RNA extraction, cDNA synthesis, and RT-qPCR

Following the manufacturer’s instructions, we extracted total RNA from cells using TRIzol Reagent (Invitrogen, Carlsbad, CA, USA) and treated with RQ1 DNase (Promega, Madison, WI, USA) to remove DNA. The specific steps of RNA extraction are as follows: (1) take the cell pellet, add 1 ml TRIzol to fully homogenize, and let stand at room temperature for 5 min; (2) add 0.2 ml of chloroform, shake vigorously for 15 s, and let stand for 3 min; (3) centrifuge at 4 °C, 12,000 rpm × 10 min, and take the supernatant; (4) add 0.5 ml of isopropanol, mix well, and let stand on ice for 20–30 min; (5) centrifuge at 4 °C, 12,000 rpm × 10 min, and discard the supernatant; (6) add 1 ml of 75% ethanol, wash the precipitate at 4 °C, 7500 rpm × 5 min, and discard the supernatant; and (7) dry at room temperature for about 5 min and add an appropriate amount of RNase-free H2O to dissolve.

Following the kit manufacturer’s instructions (TOYOBO Life Science, Shanghai, China), we used the ReverTra Ace qPCR RT Kit to perform reverse transcription reactions and measure the gene expression levels. Among them, each tissue sample was subjected to RT-qPCR amplification in triplicate.
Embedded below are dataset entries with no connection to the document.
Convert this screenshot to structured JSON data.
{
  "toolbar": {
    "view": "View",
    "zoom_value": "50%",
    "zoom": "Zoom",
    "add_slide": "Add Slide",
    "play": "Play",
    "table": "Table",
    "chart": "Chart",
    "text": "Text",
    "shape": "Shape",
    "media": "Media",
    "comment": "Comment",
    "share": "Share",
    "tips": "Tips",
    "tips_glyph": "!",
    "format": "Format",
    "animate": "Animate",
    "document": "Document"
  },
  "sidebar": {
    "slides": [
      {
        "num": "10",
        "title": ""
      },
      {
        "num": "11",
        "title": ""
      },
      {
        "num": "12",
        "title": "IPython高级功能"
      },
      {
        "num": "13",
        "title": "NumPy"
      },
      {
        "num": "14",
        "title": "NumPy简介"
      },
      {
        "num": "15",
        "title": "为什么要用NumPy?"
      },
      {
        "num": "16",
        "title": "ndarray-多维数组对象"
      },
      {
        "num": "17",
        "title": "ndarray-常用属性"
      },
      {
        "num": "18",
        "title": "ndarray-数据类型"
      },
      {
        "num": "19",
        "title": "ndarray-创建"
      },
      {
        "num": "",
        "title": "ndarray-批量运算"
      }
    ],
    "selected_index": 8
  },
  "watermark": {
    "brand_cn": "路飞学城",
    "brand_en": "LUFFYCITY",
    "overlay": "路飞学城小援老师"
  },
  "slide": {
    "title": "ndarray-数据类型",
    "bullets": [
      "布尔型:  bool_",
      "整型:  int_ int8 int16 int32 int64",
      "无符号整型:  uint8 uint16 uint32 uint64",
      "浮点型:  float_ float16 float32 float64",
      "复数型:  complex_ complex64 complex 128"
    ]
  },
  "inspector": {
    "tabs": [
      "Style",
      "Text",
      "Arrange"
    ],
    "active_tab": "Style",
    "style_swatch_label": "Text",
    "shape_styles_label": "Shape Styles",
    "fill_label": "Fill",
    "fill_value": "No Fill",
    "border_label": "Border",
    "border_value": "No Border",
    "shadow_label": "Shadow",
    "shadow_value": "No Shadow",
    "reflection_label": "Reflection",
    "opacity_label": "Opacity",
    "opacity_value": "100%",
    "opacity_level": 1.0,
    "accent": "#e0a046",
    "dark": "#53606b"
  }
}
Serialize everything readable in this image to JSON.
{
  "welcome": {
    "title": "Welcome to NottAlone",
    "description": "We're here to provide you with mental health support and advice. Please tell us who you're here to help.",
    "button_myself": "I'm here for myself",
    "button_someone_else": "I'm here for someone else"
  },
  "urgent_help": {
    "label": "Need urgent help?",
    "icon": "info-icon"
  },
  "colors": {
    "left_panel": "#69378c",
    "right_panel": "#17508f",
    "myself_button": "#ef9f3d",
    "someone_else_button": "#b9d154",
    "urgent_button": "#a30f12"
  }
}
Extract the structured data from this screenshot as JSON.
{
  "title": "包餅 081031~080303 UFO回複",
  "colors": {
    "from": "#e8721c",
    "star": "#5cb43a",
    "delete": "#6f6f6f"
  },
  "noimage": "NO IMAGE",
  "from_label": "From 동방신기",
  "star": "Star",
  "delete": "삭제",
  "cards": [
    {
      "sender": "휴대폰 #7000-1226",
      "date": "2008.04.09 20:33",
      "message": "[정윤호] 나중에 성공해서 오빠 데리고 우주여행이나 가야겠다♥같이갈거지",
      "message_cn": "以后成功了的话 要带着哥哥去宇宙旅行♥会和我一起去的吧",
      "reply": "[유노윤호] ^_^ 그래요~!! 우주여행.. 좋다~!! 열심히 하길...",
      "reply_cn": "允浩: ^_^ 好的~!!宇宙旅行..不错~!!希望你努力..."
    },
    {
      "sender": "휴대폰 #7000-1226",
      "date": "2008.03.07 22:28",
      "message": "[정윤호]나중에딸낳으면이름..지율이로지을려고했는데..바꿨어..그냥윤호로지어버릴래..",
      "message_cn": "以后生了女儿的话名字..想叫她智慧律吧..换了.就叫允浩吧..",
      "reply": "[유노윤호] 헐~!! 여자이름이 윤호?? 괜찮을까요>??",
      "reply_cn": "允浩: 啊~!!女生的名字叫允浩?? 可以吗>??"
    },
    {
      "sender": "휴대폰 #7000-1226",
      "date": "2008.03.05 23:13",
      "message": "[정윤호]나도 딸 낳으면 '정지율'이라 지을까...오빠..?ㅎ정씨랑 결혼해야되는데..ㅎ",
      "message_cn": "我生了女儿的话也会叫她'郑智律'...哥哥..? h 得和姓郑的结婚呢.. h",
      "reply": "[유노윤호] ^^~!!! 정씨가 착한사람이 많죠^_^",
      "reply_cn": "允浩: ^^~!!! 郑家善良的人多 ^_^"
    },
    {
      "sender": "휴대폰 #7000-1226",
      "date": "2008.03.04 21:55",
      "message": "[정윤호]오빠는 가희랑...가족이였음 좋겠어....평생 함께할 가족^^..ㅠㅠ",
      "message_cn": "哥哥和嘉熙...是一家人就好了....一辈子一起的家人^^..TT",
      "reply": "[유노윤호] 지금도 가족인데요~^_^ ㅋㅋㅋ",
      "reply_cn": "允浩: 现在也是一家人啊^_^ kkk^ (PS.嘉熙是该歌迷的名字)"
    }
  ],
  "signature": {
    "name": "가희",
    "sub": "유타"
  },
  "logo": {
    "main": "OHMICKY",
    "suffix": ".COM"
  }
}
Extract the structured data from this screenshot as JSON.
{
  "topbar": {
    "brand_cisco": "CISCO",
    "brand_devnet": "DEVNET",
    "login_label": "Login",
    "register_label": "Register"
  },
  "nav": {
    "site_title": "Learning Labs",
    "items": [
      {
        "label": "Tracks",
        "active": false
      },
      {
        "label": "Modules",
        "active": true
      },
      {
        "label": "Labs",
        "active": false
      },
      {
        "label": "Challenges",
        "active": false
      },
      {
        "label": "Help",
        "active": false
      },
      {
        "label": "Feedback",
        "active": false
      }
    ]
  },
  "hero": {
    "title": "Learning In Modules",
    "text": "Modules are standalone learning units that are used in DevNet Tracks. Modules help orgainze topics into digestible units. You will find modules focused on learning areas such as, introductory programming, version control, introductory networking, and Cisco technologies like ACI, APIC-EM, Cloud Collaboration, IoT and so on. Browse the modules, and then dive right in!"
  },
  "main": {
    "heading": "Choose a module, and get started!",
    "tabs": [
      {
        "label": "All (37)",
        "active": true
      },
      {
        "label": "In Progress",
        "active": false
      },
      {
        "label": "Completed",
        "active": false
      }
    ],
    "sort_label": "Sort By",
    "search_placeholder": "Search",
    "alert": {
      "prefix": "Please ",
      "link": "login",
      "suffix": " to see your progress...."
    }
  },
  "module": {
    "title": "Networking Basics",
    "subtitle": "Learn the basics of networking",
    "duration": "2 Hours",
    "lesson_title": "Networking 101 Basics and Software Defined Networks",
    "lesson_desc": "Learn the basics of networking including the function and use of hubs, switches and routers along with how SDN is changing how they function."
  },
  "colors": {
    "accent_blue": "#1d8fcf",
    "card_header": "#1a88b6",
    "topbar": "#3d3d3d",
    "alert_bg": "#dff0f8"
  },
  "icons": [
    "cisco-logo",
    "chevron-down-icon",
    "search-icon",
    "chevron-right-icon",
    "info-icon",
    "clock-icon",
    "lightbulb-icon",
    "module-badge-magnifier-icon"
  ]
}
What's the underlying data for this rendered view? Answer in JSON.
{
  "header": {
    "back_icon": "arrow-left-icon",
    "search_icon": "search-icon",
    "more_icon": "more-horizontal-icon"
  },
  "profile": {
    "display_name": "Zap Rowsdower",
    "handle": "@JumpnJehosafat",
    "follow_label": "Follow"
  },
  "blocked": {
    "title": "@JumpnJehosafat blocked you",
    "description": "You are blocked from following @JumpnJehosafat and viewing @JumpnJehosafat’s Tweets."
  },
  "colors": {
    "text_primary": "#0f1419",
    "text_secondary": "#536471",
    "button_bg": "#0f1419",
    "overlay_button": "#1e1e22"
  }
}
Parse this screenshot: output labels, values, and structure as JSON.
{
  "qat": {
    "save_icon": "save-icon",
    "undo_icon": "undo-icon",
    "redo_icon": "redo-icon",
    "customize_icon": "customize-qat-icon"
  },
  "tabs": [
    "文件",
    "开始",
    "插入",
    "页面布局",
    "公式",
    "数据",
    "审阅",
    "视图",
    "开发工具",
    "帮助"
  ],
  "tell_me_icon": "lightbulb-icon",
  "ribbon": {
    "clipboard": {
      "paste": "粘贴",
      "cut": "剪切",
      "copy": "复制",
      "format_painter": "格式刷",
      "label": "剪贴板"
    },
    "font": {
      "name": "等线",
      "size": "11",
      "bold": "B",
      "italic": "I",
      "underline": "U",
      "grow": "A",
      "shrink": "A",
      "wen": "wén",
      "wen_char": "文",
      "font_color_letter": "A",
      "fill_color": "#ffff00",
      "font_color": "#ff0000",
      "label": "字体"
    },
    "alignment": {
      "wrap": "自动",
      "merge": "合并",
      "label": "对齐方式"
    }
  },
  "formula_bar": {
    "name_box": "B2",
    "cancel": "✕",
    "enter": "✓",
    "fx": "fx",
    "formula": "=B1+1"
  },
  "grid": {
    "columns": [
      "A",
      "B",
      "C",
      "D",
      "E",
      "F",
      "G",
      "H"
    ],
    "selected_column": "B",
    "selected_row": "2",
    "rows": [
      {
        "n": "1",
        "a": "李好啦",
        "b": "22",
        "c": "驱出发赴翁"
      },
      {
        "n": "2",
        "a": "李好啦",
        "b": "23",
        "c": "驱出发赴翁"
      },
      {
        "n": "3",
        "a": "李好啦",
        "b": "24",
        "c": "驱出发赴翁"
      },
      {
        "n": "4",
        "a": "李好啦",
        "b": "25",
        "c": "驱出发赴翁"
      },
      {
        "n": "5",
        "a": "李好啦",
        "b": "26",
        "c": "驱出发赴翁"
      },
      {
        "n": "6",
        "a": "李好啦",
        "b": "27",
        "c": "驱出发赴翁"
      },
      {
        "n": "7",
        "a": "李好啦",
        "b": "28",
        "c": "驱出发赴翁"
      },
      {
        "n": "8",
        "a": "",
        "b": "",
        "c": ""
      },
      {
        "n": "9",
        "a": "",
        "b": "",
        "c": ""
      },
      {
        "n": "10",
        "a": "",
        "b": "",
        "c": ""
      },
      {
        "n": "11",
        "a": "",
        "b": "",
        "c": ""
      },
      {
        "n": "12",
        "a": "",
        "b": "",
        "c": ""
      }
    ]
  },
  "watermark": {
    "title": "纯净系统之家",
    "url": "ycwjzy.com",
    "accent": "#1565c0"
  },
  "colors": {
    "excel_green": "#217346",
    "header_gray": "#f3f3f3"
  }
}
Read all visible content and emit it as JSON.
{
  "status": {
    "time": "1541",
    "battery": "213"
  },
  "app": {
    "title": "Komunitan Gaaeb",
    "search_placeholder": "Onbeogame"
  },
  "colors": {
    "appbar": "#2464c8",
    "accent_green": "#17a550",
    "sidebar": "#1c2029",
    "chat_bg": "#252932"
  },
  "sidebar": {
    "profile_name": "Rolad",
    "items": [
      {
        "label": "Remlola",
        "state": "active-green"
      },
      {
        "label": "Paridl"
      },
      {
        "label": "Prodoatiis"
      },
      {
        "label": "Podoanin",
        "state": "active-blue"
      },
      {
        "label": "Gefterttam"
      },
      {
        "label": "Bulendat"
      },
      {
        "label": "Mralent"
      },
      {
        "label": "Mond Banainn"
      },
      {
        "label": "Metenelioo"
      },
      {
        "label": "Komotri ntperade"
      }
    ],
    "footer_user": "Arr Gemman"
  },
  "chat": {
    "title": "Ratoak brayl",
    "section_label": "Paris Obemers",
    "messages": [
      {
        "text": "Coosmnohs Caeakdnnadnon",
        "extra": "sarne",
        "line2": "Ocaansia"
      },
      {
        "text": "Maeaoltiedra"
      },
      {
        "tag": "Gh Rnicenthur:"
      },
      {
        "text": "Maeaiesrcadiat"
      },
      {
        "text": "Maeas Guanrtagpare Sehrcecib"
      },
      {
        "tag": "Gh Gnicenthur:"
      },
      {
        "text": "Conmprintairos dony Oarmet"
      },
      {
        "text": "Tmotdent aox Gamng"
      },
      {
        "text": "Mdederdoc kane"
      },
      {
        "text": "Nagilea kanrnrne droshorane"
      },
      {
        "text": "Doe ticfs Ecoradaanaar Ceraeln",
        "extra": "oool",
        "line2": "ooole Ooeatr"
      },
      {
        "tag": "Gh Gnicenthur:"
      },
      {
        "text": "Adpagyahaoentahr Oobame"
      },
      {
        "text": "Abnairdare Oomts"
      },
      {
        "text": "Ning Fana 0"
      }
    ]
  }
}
First, 1 μg of total RNA was reverse-transcribed into cDNA, and the steps and system were carried out according to the instructions. Then, using cDNA as a template, RT-qPCR internal reference gene actin primers were used for RT-qPCR amplification (the sequences and primer sequences of ten circRNAs included within its Additional files 1 and 2) to verify the quality of cDNA. The reaction conditions of RT-qPCR include three kinds: cycle at 95 °C for 1 min, cycle at 95 °C for 15 s, and cycle at 60 °C for 30 s. The final results were calculated relative gene expression as 2−ΔΔCt and normalized.